If you were to simply list out all of the elements, scenes, and creatives involved in JOHNNY MNEMONIC, it would sound amazing and too crazy to pass up. In addition to the aforementioned actors, there is also Dolph Lundgren as a Jesus freak cybernetic assassin, Takeshi Kitano as a Yakuza boss/ Corporate heavy (who works a puppet in one scene), Ice-T as a comrade-in-arms to that dolphin, in a film directed by first-time filmmaker Robert Longo — an artist who prior to JOHNNY MNEMONIC was mostly known for his paintings and installations, but also music videos for R.E.M., Megadeath, and New Order, along with one episode of Tales From The Crypt (season four’s “This’ll Kill Ya”).
Unfortunately, the experience isn’t as cool as all of these factors make it sound. Johnny and his badass cybernetically enhanced bodyguard, Jane (Meyer), spend most of the time fighting in the (already tired by 1995) trope of “people that don’t get along until they do and have feelings for each other.” Johnny himself is mostly a passive element of the film, being herded from one place to the next, whining about his predicament.
The antagonists are interesting, but there are so many with so many stops in the journey in JOHNNY MNEMONIC’s brief 96-minute runtime that there isn’t much room for depth.
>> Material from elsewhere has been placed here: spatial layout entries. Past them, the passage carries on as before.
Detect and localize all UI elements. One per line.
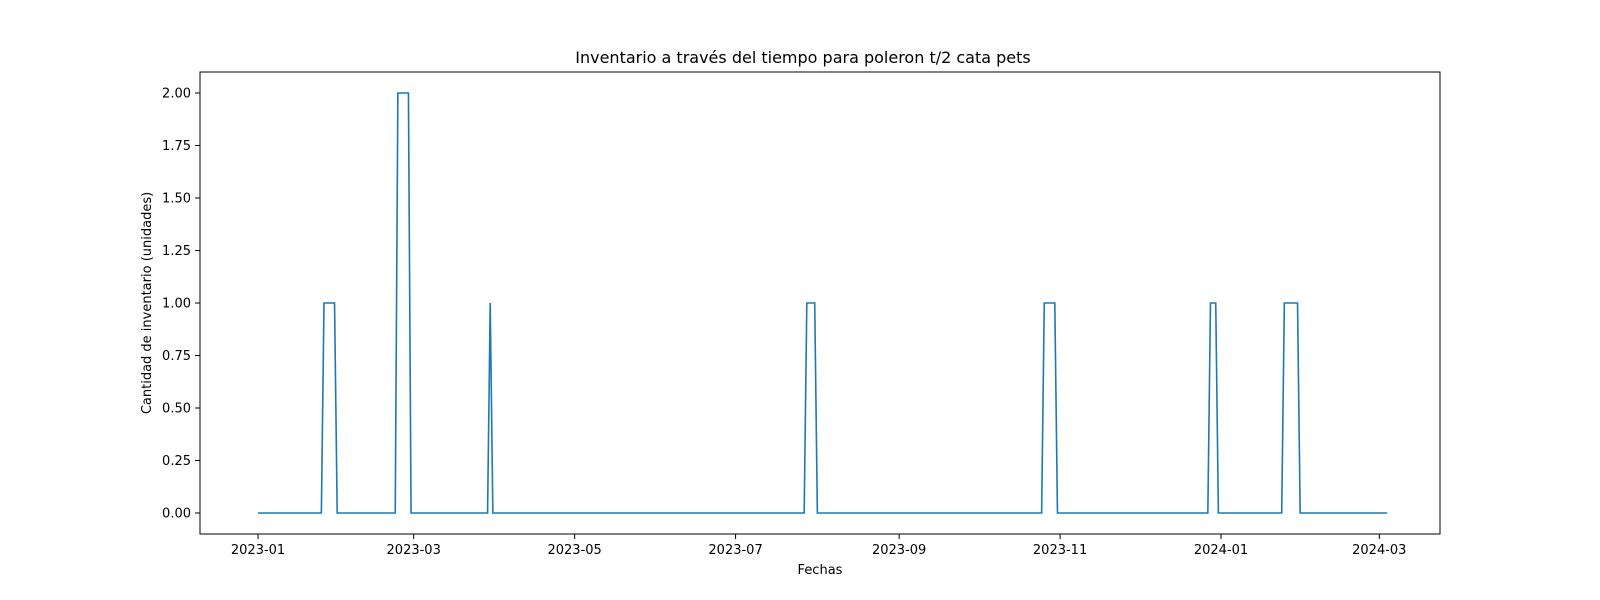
- x-axis-label: Fechas: [798, 563, 843, 578]
- x-axis: 2023-01 2023-03 2023-05 2023-07 2023-09 2023-…: [231, 534, 1406, 558]
- chart-title: Inventario a través del tiempo para pole…: [575, 48, 1031, 67]
- y-tick-label: 0.25: [162, 454, 191, 469]
- x-tick-label: 2023-03: [387, 543, 441, 558]
- x-tick-label: 2024-03: [1352, 543, 1406, 558]
- series-line: [258, 92, 1388, 514]
- y-tick-label: 1.25: [162, 244, 191, 259]
- y-tick-label: 0.00: [162, 507, 191, 522]
- y-tick-label: 1.75: [162, 139, 191, 154]
- x-tick-label: 2023-07: [708, 543, 762, 558]
- y-tick-label: 0.50: [162, 402, 191, 417]
- y-axis-label: Cantidad de inventario (unidades): [140, 192, 155, 414]
- y-tick-label: 2.00: [162, 87, 191, 102]
- x-tick-label: 2023-05: [547, 543, 601, 558]
- x-tick-label: 2023-11: [1033, 543, 1087, 558]
- y-tick-label: 1.00: [162, 297, 191, 312]
- plot-area: [199, 71, 1441, 535]
- x-tick-label: 2023-01: [231, 543, 285, 558]
- y-axis: 0.00 0.25 0.50 0.75 1.00 1.25 1.50 1.75 2.00: [162, 87, 200, 522]
- x-tick-label: 2023-09: [872, 543, 926, 558]
- x-tick-label: 2024-01: [1194, 543, 1248, 558]
- y-tick-label: 0.75: [162, 349, 191, 364]
- y-tick-label: 1.50: [162, 192, 191, 207]
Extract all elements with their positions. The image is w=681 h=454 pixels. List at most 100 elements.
And when there IS further characterizations, it becomes a very muddled story of corporate intrigue and trying to deliver a cure for NAS, and other motivations that are either fairly confusing or never really explored.
Still, JOHNNY MNEMONIC is incredibly memorable when not taken as a whole. A lot of the imagery is really cool and feels like Shin’ya Tsukamoto filtered through Hollywood gloss. There are cool kill scenes, bizarre line readings, unexpected narrative twists, and some fun action scenes — all of which seem to presage Reeves’ involvement in THE MATRIX franchise.
JOHNNY MNEMONIC is also interesting because of elements around it. First, there was a different, longer cut of the film for Japan that has rarely been seen outside of that country that became a thing of legend in the early days of the web. When the movie landed on VHS, it was in this DayGlo orange tape that truly set it apart from the others and would firmly position it in the minds of viewers of that time.
Gibson’s story turned cinematic adventure would also find further life in an unexpected place—the world of pinball gaming. JOHNNY MNEMONIC is one of the more popular and renown pinball games (maybe because the film was an infamous flop or has so many odd elements involved?) created and is often discussed in the community boards for that past time.
Cyberpunk never completely pierced the popular conscious of the mainstream, but was highly influential for years on its outskirts. While JOHNNY MNEMONIC, the first full-fledged film based on one of its earliest writings, was a flop, the title lives on due to its idiosyncrasies and glancing connections to the future it foretold. But now it seems that the genre/aesthetic is becoming more popular than ever before, perhaps in a retro-futuristic/nostalgic element mixed in as those raised on the ‘80s and ‘90s media of cyberpunk are now producing their own materials. There’s the Netflix show Altered Carbon, the upcoming video game Cyberpunk 2077 (also featuring… Keanu Reeves), and the works of artists like Deathburger, João Antunes, Jr., and Lordess Foudre.
The future ain’t what it used to be, but perhaps JOHNNY MNEMONIC is suggesting — it never was?